Oilweek readers appear to have similar views. An online poll at oilweek.com that asked the question "Do you believe Canada needs a national energy strategy?" uncovered a widespread unease with such a move, perhaps a reflection of long-held anger over the National Energy Program. More than 75 per cent of those who responded to the question answered no; a little over 18 per cent said yes, and the rest were undecided.

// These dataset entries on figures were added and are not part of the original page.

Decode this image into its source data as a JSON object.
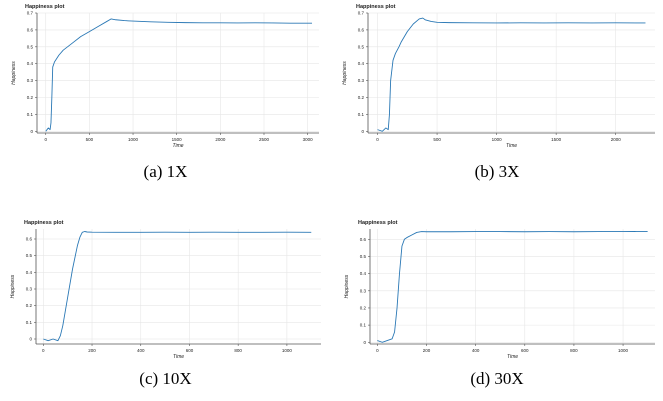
{
  "style": {
    "line_color": "#2a78b5",
    "grid_color": "#e6e6e6",
    "axis_color": "#555555",
    "text_color": "#222222"
  },
  "chart_data": [
    {
      "type": "line",
      "title": "Happiness plot",
      "xlabel": "Time",
      "ylabel": "Happiness",
      "caption": "(a) 1X",
      "grid": true,
      "xlim": [
        -100,
        3130
      ],
      "ylim": [
        -0.01,
        0.7
      ],
      "xticks": [
        0,
        500,
        1000,
        1500,
        2000,
        2500,
        3000
      ],
      "yticks": [
        0,
        0.1,
        0.2,
        0.3,
        0.4,
        0.5,
        0.6,
        0.7
      ],
      "x": [
        0,
        30,
        50,
        60,
        70,
        80,
        100,
        150,
        200,
        300,
        400,
        500,
        600,
        700,
        750,
        800,
        900,
        1000,
        1200,
        1400,
        1600,
        1800,
        2000,
        2200,
        2400,
        2600,
        2800,
        3000,
        3050
      ],
      "y": [
        0.0,
        0.02,
        0.01,
        0.05,
        0.2,
        0.38,
        0.41,
        0.45,
        0.48,
        0.52,
        0.56,
        0.59,
        0.62,
        0.65,
        0.665,
        0.66,
        0.655,
        0.652,
        0.648,
        0.645,
        0.643,
        0.642,
        0.642,
        0.641,
        0.642,
        0.641,
        0.64,
        0.64,
        0.64
      ]
    },
    {
      "type": "line",
      "title": "Happiness plot",
      "xlabel": "Time",
      "ylabel": "Happiness",
      "caption": "(b) 3X",
      "grid": true,
      "xlim": [
        -80,
        2330
      ],
      "ylim": [
        -0.01,
        0.7
      ],
      "xticks": [
        0,
        500,
        1000,
        1500,
        2000
      ],
      "yticks": [
        0,
        0.1,
        0.2,
        0.3,
        0.4,
        0.5,
        0.6,
        0.7
      ],
      "x": [
        0,
        40,
        70,
        90,
        100,
        110,
        130,
        150,
        180,
        200,
        250,
        300,
        350,
        380,
        400,
        450,
        500,
        600,
        800,
        1000,
        1200,
        1400,
        1600,
        1800,
        2000,
        2200,
        2250
      ],
      "y": [
        0.01,
        0.0,
        0.02,
        0.01,
        0.1,
        0.3,
        0.42,
        0.46,
        0.5,
        0.53,
        0.59,
        0.635,
        0.665,
        0.67,
        0.66,
        0.65,
        0.645,
        0.643,
        0.642,
        0.641,
        0.642,
        0.641,
        0.642,
        0.641,
        0.642,
        0.641,
        0.641
      ]
    },
    {
      "type": "line",
      "title": "Happiness plot",
      "xlabel": "Time",
      "ylabel": "Happiness",
      "caption": "(c) 10X",
      "grid": true,
      "xlim": [
        -30,
        1140
      ],
      "ylim": [
        -0.03,
        0.66
      ],
      "xticks": [
        0,
        200,
        400,
        600,
        800,
        1000
      ],
      "yticks": [
        0,
        0.1,
        0.2,
        0.3,
        0.4,
        0.5,
        0.6
      ],
      "x": [
        0,
        20,
        40,
        60,
        70,
        80,
        100,
        120,
        140,
        150,
        160,
        170,
        180,
        200,
        300,
        400,
        500,
        600,
        700,
        800,
        900,
        1000,
        1100
      ],
      "y": [
        0.0,
        -0.01,
        0.0,
        -0.01,
        0.02,
        0.08,
        0.25,
        0.42,
        0.56,
        0.61,
        0.64,
        0.645,
        0.642,
        0.641,
        0.64,
        0.64,
        0.641,
        0.64,
        0.641,
        0.64,
        0.64,
        0.641,
        0.64
      ]
    },
    {
      "type": "line",
      "title": "Happiness plot",
      "xlabel": "Time",
      "ylabel": "Happiness",
      "caption": "(d) 30X",
      "grid": true,
      "xlim": [
        -30,
        1130
      ],
      "ylim": [
        -0.01,
        0.66
      ],
      "xticks": [
        0,
        200,
        400,
        600,
        800,
        1000
      ],
      "yticks": [
        0,
        0.1,
        0.2,
        0.3,
        0.4,
        0.5,
        0.6
      ],
      "x": [
        0,
        20,
        40,
        60,
        70,
        80,
        90,
        100,
        110,
        120,
        140,
        160,
        180,
        200,
        300,
        400,
        500,
        600,
        700,
        800,
        900,
        1000,
        1100
      ],
      "y": [
        0.01,
        0.0,
        0.01,
        0.02,
        0.06,
        0.2,
        0.4,
        0.56,
        0.6,
        0.61,
        0.625,
        0.64,
        0.645,
        0.644,
        0.644,
        0.645,
        0.645,
        0.644,
        0.645,
        0.644,
        0.645,
        0.646,
        0.645
      ]
    }
  ]
}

I think part of the unease and the mistrust stems from the fact that as yet, nobody has outlined exactly what a national energy strategy would look like. Would it be a series of tax measures and fiscal incentives, like the NEP, designed to steer the marketing of oil and gas reserves in a certain direction? Could it be a series of guidelines, policies or regulatory fiats aimed at encouraging the sale of oil to China or liquefied natural gas to Japan over the free market movement of commodities to whichever market appears the most attractive to producers? Will it entail the creation of a "Canadian Energy Board" (reminiscent of the recently dismantled Canadian Wheat Board) mandated to sell the oil and gas commodities that Canadian producers have been free to sell on their own, without government intervention on prices or volumes, for the past 30 years?
Although I agree with Harper and Redford and Collyer that Canada needs to diversify its energy markets, I'm not convinced we need a national energy strategy to accomplish that goal. Already, market forces are at work to tap into lucrative—for now—Asian markets for crude oil and natural gas. Enbridge and Kinder Morgan each have plans to increase the flow of diluted bitumen from Alberta to the west coast, where it would be loaded on tankers and sold into Pacific Rim markets. Shell Canada recently contracted TransCanada to build its "Coastal GasLink" pipeline to Kitimat to facilitate the long-term export of liquefied natural gas to the same markets, where natural gas, still linked to crude oil, fetches a much higher price than in North America.
A much better "strategy" for governments at all levels would be to implement a structure that would smooth such export diversification efforts already being undertaken by Enbridge, Kinder Morgan and Shell Canada. We don't need new policy to make that happen, just smart and visionary politicians.